Life-scale virtual sculpture
The instant two cars collide—drivers thrown from their seats and entangled mid-air—held in space and revealed through augmented reality.
“I wanted to make a piece that would defy gravity, and have both mass and weightlessness. Real and imagined at the same time.”
David Van EyssenThe work
Encounter is a life-scale virtual sculpture that captures a single instant: the moment two cars collide. Their drivers are hurled through the windscreens and suspended above the wreckage, arms and bodies entangled. Spinning glass shards and mirrored spheres hang in the air around them, reflecting the room.
From one angle the two figures—one female, one male—are locked in an embrace. From another, the man appears to be holding only himself. Both have serene, closed eyes: dreaming, or in rapture. The work hovers above the gallery floor, seen only through augmented-reality devices, with the brutal sound of a real crash. Outside, one car’s rear protrudes through the gallery window into the street.
“The crash is visceral and hits you hard. The flying glass looks sharp enough to cut you… The suspended embrace is touching, and for a digital work it is amazingly human and humane.”

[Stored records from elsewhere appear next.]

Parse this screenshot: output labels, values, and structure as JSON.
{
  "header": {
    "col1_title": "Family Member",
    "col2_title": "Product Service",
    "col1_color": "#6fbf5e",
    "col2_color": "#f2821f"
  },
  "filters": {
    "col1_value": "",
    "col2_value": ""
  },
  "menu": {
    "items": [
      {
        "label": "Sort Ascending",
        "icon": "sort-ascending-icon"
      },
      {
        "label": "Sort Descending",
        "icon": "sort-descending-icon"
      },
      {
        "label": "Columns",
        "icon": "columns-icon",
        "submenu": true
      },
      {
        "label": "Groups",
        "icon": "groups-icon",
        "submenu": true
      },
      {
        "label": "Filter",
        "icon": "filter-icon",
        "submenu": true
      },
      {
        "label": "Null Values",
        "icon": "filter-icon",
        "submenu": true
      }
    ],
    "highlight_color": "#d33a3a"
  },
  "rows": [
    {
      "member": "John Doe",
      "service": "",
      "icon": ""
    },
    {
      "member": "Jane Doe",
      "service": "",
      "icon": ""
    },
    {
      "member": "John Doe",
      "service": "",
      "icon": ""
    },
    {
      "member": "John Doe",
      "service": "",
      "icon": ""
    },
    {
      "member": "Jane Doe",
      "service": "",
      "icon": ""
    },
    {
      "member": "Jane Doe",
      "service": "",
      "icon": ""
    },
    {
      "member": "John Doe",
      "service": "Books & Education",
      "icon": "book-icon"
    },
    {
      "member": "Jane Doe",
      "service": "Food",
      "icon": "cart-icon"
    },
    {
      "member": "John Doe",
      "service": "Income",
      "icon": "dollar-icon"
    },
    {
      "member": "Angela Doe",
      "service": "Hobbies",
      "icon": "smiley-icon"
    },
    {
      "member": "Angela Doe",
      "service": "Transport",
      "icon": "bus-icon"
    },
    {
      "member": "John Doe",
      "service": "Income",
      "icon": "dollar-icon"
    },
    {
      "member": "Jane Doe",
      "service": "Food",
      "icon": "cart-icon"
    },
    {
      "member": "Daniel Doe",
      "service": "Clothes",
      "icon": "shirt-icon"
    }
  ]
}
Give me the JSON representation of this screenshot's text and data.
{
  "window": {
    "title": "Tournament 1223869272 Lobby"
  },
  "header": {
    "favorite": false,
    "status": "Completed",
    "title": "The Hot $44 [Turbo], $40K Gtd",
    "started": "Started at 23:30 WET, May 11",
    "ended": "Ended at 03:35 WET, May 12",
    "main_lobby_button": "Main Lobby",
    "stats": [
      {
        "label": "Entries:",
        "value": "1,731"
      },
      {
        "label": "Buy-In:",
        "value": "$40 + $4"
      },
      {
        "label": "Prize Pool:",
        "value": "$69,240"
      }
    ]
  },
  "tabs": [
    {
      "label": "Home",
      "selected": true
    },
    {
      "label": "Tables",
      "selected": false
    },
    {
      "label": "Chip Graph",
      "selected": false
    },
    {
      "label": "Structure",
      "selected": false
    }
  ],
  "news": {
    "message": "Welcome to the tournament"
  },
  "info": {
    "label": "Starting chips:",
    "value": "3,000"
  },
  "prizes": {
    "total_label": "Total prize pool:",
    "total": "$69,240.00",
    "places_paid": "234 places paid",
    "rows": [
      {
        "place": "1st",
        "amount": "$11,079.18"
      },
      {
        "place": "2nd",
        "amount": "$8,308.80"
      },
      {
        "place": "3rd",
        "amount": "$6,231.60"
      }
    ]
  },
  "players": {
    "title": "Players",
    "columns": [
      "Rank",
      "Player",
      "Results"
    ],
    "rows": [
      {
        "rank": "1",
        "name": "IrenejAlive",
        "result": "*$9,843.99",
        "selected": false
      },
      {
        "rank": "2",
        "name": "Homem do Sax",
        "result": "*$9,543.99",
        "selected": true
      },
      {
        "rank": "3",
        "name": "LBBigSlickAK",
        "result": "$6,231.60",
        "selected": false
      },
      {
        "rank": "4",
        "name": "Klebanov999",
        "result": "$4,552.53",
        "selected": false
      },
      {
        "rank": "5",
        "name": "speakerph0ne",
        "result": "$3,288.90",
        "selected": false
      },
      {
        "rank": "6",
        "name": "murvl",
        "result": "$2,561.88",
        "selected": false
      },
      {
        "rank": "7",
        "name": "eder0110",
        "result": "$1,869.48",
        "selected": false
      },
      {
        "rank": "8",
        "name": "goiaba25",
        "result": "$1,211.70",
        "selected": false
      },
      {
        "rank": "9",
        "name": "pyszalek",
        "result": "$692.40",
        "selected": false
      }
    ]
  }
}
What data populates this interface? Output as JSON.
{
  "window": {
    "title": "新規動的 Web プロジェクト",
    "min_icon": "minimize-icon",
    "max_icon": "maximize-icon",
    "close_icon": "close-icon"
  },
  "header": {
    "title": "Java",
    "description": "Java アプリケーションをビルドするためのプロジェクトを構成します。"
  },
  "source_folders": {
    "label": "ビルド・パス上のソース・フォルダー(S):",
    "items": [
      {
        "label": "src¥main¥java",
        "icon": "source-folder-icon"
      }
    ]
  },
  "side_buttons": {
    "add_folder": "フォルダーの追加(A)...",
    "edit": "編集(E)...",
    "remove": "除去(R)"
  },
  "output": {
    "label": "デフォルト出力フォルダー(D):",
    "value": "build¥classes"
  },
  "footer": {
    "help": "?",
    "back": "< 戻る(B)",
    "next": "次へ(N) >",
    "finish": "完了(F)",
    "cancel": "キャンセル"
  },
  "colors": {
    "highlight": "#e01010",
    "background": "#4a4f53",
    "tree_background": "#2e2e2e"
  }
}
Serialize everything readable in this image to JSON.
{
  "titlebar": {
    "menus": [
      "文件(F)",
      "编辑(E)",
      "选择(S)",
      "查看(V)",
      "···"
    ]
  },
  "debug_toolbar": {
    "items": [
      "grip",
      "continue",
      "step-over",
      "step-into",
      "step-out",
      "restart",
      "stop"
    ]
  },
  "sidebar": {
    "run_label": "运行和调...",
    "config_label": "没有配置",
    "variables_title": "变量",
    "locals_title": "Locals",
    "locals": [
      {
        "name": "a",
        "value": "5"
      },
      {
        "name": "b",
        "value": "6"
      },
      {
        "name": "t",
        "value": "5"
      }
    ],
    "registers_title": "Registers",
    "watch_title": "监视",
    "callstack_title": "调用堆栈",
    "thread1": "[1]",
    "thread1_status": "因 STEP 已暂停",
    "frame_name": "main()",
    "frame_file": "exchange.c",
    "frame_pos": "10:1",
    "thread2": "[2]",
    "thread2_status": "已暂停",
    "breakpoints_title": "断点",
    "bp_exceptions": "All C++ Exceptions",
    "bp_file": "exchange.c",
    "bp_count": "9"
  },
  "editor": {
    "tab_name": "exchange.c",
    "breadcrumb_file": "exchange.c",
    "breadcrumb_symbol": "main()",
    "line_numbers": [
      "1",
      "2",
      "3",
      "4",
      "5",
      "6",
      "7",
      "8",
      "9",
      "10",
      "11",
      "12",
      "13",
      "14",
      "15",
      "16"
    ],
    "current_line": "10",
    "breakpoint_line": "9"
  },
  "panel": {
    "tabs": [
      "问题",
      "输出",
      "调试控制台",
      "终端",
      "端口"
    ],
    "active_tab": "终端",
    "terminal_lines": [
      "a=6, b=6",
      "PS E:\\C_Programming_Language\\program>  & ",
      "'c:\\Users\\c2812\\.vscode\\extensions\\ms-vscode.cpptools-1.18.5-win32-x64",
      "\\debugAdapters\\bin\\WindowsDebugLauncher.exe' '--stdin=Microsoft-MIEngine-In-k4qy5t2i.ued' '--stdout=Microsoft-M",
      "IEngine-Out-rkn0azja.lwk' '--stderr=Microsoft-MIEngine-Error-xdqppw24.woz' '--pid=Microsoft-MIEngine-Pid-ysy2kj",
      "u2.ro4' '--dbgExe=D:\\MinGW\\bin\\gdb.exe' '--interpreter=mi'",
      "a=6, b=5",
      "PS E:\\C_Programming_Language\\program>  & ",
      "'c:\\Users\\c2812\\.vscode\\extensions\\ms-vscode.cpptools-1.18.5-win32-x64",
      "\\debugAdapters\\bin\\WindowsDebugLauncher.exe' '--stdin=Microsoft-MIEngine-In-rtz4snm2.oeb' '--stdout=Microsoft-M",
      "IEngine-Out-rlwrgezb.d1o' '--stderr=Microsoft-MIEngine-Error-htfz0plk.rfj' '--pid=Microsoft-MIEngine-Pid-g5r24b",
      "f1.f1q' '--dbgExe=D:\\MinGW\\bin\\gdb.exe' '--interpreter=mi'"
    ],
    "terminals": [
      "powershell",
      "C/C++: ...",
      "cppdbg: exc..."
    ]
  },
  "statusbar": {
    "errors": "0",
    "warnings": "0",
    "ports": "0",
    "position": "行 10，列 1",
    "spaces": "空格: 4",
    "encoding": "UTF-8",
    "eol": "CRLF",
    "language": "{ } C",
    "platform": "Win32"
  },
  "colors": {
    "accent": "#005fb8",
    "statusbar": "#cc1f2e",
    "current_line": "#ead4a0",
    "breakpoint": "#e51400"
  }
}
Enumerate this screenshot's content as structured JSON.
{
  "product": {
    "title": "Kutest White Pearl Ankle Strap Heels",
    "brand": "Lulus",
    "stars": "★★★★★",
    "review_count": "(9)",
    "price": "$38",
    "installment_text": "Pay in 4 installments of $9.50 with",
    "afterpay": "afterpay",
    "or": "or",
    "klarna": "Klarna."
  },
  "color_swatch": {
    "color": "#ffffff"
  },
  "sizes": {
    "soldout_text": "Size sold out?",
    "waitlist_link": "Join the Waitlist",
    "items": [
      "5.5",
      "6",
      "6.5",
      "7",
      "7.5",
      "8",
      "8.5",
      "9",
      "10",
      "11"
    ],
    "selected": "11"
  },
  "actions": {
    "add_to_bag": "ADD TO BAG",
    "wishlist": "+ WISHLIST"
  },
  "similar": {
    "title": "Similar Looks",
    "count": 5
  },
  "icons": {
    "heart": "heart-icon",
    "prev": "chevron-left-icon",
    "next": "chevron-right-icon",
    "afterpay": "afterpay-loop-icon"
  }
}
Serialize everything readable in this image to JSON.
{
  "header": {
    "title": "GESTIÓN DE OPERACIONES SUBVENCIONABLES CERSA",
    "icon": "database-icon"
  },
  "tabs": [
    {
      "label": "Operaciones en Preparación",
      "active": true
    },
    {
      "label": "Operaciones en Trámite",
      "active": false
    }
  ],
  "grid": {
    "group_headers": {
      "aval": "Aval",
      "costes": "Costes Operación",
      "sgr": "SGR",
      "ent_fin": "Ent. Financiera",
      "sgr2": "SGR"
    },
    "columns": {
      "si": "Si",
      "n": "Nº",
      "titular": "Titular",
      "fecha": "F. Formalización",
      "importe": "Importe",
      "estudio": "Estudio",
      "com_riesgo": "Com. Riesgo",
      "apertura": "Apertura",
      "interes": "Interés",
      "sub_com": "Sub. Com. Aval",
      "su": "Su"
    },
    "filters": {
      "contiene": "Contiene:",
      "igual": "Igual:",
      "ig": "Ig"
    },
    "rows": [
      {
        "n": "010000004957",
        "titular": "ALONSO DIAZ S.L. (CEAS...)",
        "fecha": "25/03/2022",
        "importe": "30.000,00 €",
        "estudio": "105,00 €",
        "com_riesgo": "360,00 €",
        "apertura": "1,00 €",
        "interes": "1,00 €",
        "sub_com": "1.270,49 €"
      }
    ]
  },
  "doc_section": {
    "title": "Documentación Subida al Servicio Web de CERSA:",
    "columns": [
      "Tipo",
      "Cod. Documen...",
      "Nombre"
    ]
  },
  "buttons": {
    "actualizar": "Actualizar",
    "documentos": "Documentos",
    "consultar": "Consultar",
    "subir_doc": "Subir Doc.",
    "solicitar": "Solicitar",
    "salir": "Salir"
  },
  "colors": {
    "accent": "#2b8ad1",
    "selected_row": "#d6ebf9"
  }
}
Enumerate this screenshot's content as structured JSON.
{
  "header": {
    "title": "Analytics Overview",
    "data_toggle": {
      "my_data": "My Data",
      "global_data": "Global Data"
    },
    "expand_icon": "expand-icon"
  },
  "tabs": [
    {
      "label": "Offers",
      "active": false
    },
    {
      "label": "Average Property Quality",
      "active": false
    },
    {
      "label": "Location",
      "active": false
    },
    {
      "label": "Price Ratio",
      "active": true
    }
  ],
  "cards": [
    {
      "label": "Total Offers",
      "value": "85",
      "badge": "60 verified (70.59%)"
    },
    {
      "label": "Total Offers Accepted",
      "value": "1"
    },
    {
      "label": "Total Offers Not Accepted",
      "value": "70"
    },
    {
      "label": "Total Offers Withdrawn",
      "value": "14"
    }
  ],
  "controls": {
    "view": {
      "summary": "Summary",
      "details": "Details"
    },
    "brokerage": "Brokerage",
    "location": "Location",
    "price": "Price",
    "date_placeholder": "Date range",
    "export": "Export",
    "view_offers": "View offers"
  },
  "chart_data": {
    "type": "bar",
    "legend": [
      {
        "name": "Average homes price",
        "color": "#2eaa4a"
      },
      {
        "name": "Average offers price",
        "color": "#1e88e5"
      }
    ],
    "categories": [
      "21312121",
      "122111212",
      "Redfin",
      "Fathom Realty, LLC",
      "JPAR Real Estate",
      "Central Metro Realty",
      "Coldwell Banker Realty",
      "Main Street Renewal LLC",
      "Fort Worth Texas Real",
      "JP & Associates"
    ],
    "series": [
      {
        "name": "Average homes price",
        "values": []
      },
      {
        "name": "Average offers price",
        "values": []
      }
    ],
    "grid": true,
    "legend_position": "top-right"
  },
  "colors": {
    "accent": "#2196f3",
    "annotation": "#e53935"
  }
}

Dr. Michael Petry — catalogue essay, MOCA London
The work
Related work — Mirror Mirror
Reflection runs throughout Van Eyssen’s work. For A Slim Volume of Poetry In No Particular Order, he installed and broke large mirrors across Los Angeles and photographed himself within them—the figure half-hidden, the city fractured and reversed in the glass. Two of these works appear in Dr. Michael Petry’s Mirror Mirror (Thames & Hudson, 2024).
The same search—for a figure held inside the glass—runs through Encounter, whose mirrored spheres already carry the room. It enters the sculpture itself in the second realisation: the Mirror Version, shown in Los Angeles, sets a mirror at one end of the crash and doubles it.